Haveit’s Golden Light in Second Life

Ribong Artspace: Haveit Neox – Golden Light
What fascinates me about ritual is its primal essence, reaching way back to a culture’s birth. They may be highly decorative or stylized versions of cherished concepts. These inflexible portraits of a culture are meant to endure the tests of time.

– Haveit Neox, Golden Light

With these words Haveit Neox introduces Golden Light, a small-scale installation that opened on March 19th, 2022 within the Ribong Artspace 2336, curated by San (Santoshima). While the scale might be comparatively small, this is an installation that offers a personally stylised and richly layered exploration of the subject of ritual, with symbolism that may well reach beyond what might first be apparent.

The core installation takes the form of a large bowl set beneath a dome of stars (whilst not expressly required, I set my viewer’s time to Midnight as the stars suggest – like many rituals – this is one undertaken after the Sun has set). The walls of the bowl bear four large paintings whilst its floor is largely given over to a vast pit, dark and foreboding and crossed by a single tightrope. It is a setting that can be best summed up using Haveit’s own words:

Draped chairs of giants stand among the plant life. The plants have yet to bloom; the seats have yet to be occupied. The landscape is portrayed entirely in 2D, except for the tightrope apparatus suspended over the deep pit. A supplicant brings a pinecone offering from the real world. Perched precariously on a tightrope over a deep, dark pit, perfect balance must be maintained for the ceremony to succeed.

– Haveit Neox, Golden Light

Ribong Artspace: Haveit Neox – Golden Light

All of this is plain from looking at the installation, marking it as a statement on ritual; however, it is what is presented rather than what is going on that brings forth the richness of the piece.

Take how the tightrope is held across the pit by a pair of stags. Whilst perhaps superseded in some respects by the likes of bears, boars, great cats, raptors etc., as the totemic animals of deities across Indo-European cultures and civilisations, the stag nevertheless was of importance to the Scythians and the Kurgans, associated with strength and fertility; concepts that were carried westward, embraced by paganism. Similarly, across the Atlantic, the stag was seen as totemic of numerous tribal gods, and a harbinger of fertility. Additionally, white stags have oft been seen as symbolic of protectors watching over the land, the tribe, etc., and thus venerated.

Similarly, the pine cone, with its natural Fibonacci sequence has, throughout multiple civilisations from Ancient Egypt and Assyria on one side of the world, the Mayans and Incas on the other, and all the way through to modern paganism, been seen as both a symbol of fertility and of enlightenment;  And I need hardly mention the physical and symbolic importance of trees to many cultures. Meanwhile the four paintings are placed at the cardinal points, so-called because they are the chief – or true – directions, whilst the reference to gold enfolds the idea of purity (of both ritual and self).
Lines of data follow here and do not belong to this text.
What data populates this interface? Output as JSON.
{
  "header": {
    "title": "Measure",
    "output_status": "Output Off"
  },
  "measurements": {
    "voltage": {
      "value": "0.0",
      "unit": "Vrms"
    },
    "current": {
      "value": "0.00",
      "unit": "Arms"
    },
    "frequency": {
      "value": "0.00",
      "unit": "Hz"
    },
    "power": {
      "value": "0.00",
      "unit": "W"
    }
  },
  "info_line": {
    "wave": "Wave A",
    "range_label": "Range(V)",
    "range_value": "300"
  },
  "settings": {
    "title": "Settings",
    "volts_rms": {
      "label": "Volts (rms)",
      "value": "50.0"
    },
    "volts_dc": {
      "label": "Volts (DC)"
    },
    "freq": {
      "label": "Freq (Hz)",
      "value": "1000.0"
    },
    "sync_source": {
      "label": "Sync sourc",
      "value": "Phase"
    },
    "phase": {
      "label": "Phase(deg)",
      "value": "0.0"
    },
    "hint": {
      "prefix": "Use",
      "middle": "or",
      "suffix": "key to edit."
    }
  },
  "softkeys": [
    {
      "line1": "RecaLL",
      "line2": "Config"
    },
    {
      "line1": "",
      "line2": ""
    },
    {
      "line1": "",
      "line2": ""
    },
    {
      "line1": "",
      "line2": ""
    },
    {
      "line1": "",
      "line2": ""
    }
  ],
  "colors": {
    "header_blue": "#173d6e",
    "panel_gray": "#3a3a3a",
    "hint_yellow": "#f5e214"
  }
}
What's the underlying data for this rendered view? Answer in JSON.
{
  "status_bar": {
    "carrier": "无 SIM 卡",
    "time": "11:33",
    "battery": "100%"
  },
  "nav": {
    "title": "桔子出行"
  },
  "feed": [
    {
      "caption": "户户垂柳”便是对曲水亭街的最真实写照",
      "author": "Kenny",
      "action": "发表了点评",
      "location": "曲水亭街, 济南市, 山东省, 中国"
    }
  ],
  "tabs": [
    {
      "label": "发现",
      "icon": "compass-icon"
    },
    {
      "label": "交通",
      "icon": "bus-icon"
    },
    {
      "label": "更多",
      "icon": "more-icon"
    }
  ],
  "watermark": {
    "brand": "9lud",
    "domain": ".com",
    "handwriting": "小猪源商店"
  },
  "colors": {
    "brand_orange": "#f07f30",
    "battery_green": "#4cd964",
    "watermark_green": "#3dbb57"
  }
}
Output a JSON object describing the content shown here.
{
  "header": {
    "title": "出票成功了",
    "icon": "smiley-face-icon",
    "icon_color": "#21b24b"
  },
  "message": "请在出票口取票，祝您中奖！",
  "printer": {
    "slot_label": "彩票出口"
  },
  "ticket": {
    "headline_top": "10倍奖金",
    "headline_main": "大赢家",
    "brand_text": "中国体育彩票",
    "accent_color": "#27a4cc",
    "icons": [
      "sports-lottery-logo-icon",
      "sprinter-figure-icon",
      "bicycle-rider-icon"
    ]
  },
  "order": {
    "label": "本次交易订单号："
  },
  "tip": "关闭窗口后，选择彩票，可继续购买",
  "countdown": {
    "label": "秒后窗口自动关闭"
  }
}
Ribong Artspace: Haveit Neox – Golden Light

Thus, by including these specific elements, Haveit encompasses symbolise that have played a role in humanity’s cultures down civilisations down through the halls of time – and which continue to be a part of our cultures, rituals and religions to this day, even if we don’t always recognise them as such.

For example, we are all familiar with the role of trees within the Christian religions: humanity’s separation from God started with a tree (Eden’s tree of the knowledge of good and evil), with the path to redemption marked by a tree (the cross upon which Christ was nailed). However, what might not be so well recognised is that both the pine cone and the stag also have their places in Christian religions; the stag for example, is seen as representative of Christ, standing in opposition to the snake’s totem in representing Satan, with the white stag symbolic of God’s protection.

This continuing need for (/appropriation of) rituals and symbols down the ages is further marked by the fact the supplicant within the installation carries not an actual pine cone across the tightrope, but the image of a pine cone. It is symbolic of all that has happened down the ages, and which still happens in various ways and forms today, allowing it to stand as a symbol for future ritual, whatever form it might take (and in this, I was stuck by the way the paint itself resembles a tablet, something that has both ancient and modern connotations for ritual!).

Ribong Artspace: Haveit Neox – Golden Light

Simple in style, complex is interpretation, Golden Light is another wonderful mix of art, metaphor and meaning from Haveit.